Сразу оговоримся, что не только в Кузбассе, но и в целом по России инвестиций по-прежнему недостаточно для развития инфраструктуры, их большая часть идёт на поддержание (текущий и аварийный ремонты) уже имеющихся объектов. Насколько недоинвестирована инфраструктура в нашей стране и каков мультипликативный эффект от данных вложений?
МВФ в своем аналитическом материале даёт следующее соотношение: увеличение расходов на инфраструктуру на 1% повышает уровень ВВП на 1,5% за 4 года (т.е. в среднем 0,4% в год). В России мультипликативный эффект ниже, но он всё равно положителен. По данным Минэкономразвития РФ увеличение инвестиций в инфраструктуру на 1% ВВП в первый год даёт прирост промпроизводства на 0,25%, через четыре года – 0,5%. В развитых странах в первый же год даст эффект в 0,4%, а через 4 года – 1,5%.
При этом, в стране по-прежнему катастрофически не хватает качественных проектов: в год заключается около 25–40 концессий на 420–620 млрд. руб., а чтобы выполнить цели и задачи стратегического характера, нужно инвестировать хотя бы в 2–2,5 раза больше. Самые большие вложения в инфраструктуру по итогам 2018 г. осуществили регионы Центрального федерального округа – 561,9 млрд. руб., более 75% из них приходится на Москву. Кроме этого, более 50 млрд. руб. в 2018 г. проинвестировали в инфраструктуру лишь Крым, Санкт-Петербург, Московская область и Татарстан. Эти пять регионов составляют около 50% расходов всех региональных бюджетов на инфраструктуру.
По экспертной оценке Национальной ассоциации концессионеров и долгосрочных инвесторов в инфраструктуру (НАКДИ), потребности России в инфраструктурных инвестициях до 2030 г. составляют примерно 120 трлн. руб., что соответствует около 8% ВВП в среднегодовом значении.

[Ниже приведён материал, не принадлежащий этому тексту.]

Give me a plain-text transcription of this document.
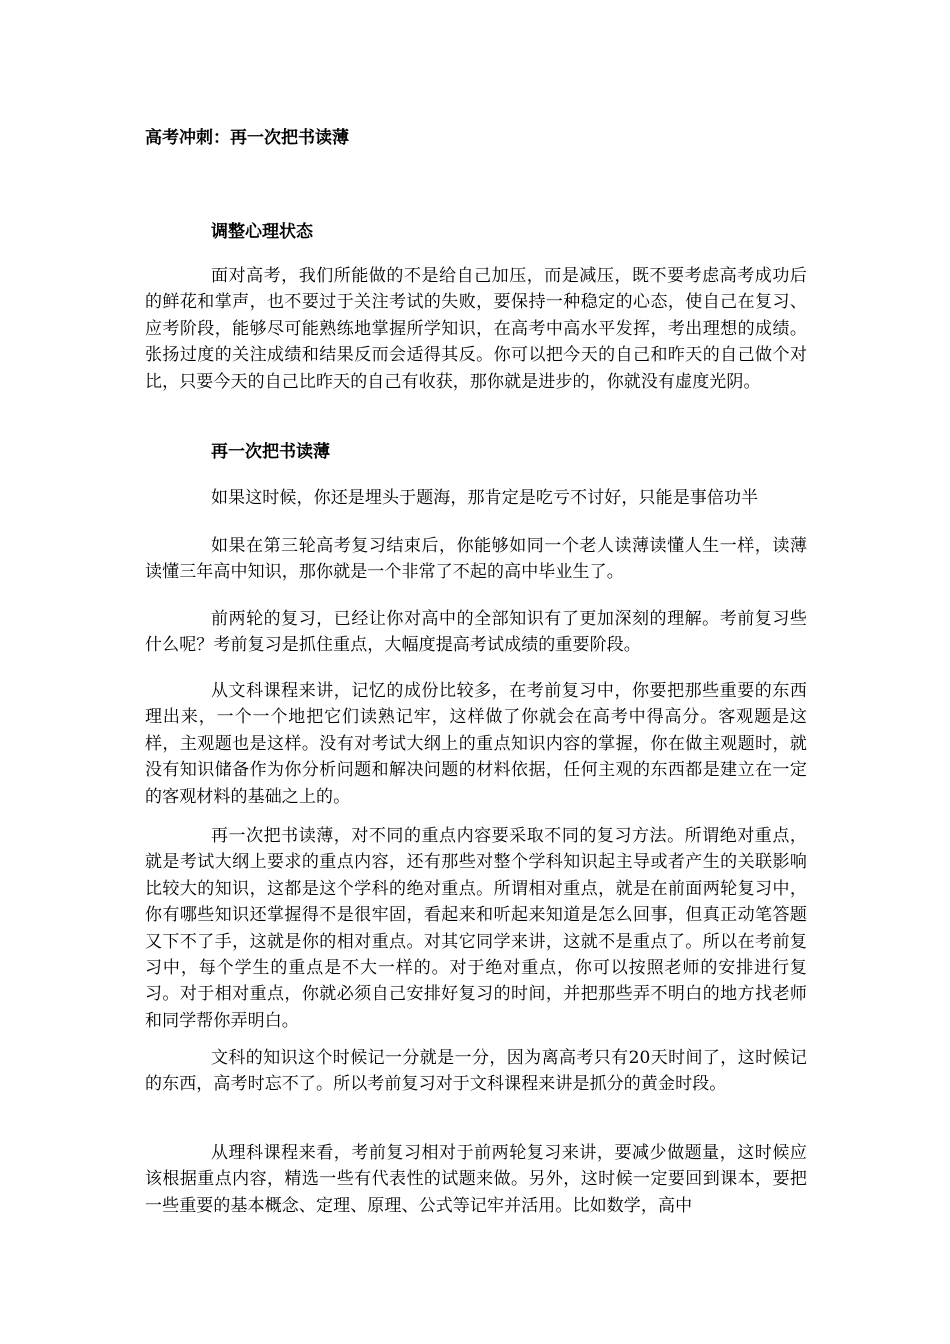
高考冲刺：再一次把书读薄
调整心理状态

面对高考，我们所能做的不是给自己加压，而是减压，既不要考虑高考成功后的鲜花和掌声，也不要过于关注考试的失败，要保持一种稳定的心态，使自己在复习、应考阶段，能够尽可能熟练地掌握所学知识，在高考中高水平发挥，考出理想的成绩。张扬过度的关注成绩和结果反而会适得其反。你可以把今天的自己和昨天的自己做个对比，只要今天的自己比昨天的自己有收获，那你就是进步的，你就没有虚度光阴。

再一次把书读薄

如果这时候，你还是埋头于题海，那肯定是吃亏不讨好，只能是事倍功半

如果在第三轮高考复习结束后，你能够如同一个老人读薄读懂人生一样，读薄读懂三年高中知识，那你就是一个非常了不起的高中毕业生了。

前两轮的复习，已经让你对高中的全部知识有了更加深刻的理解。考前复习些什么呢？考前复习是抓住重点，大幅度提高考试成绩的重要阶段。

从文科课程来讲，记忆的成份比较多，在考前复习中，你要把那些重要的东西理出来，一个一个地把它们读熟记牢，这样做了你就会在高考中得高分。客观题是这样，主观题也是这样。没有对考试大纲上的重点知识内容的掌握，你在做主观题时，就没有知识储备作为你分析问题和解决问题的材料依据，任何主观的东西都是建立在一定的客观材料的基础之上的。

再一次把书读薄，对不同的重点内容要采取不同的复习方法。所谓绝对重点，就是考试大纲上要求的重点内容，还有那些对整个学科知识起主导或者产生的关联影响比较大的知识，这都是这个学科的绝对重点。所谓相对重点，就是在前面两轮复习中，你有哪些知识还掌握得不是很牢固，看起来和听起来知道是怎么回事，但真正动笔答题又下不了手，这就是你的相对重点。对其它同学来讲，这就不是重点了。所以在考前复习中，每个学生的重点是不大一样的。对于绝对重点，你可以按照老师的安排进行复习。对于相对重点，你就必须自己安排好复习的时间，并把那些弄不明白的地方找老师和同学帮你弄明白。

文科的知识这个时候记一分就是一分，因为离高考只有20天时间了，这时候记的东西，高考时忘不了。所以考前复习对于文科课程来讲是抓分的黄金时段。

从理科课程来看，考前复习相对于前两轮复习来讲，要减少做题量，这时候应该根据重点内容，精选一些有代表性的试题来做。另外，这时候一定要回到课本，要把一些重要的基本概念、定理、原理、公式等记牢并活用。比如数学，高中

Несложно подсчитать, что при таких инвестициях в первый год прирост промпроизводства будет около +2% к текущим значениям, а через четыре года – около +4%.
Таким образом, резюмируя вышеизложенное следует сразу четко очертить круг задач, от целенаправленного решения которых зависит будет ли у экономики Кузбасса, да и всей нашей страны, шанс перейти от низкодобавленного по стоимости первичного передела сырья и полуфабрикатов к формированию настоящей «экономики инноваций (знаний)», а, следовательно, к получению так называемого «входного билета» в клуб стран с шестым технологическим укладом:
- решение проблемы диверсификации и модернизации экономики моногородов и прочих территорий с депрессивным уровнем развития, в том числе путем вклада в их инфраструктуру;
- создание условий для возможного развития малого и среднего бизнеса (упрощение государственного регулирования, снижение административного давления, гранты и субсидии, развитие системы реального правосудия и безусловной защиты частной собственности, введения персональной уголовной ответственности для сотрудников правоохранительных и контролирующих органов за любые попытки вмешиваться под надуманными предлогами в бизнес-процессы и т.п.);
- формирование на местах условий, позволяющих побороть выраженные негативные демографические и миграционные тенденции;
- развитие и укрепление научной и образовательной базы на местах (непосредственно в регионе), причем данное направление должно сопровождаться не только в популяризации занятия наукой на словах, но и закреплением этих слов соответствующими материальными стимулами;
- опережающее развитие тех производств, что внедряют и используют наиболее передовые технологии и инновации, производят конечный продукт с высокой добавленной стоимостью (льготные кредиты, выделение земли и энергомощностей (льготных подключений к ресурсам), снижение уровня налогов вплоть до налоговых каникул и т.п.).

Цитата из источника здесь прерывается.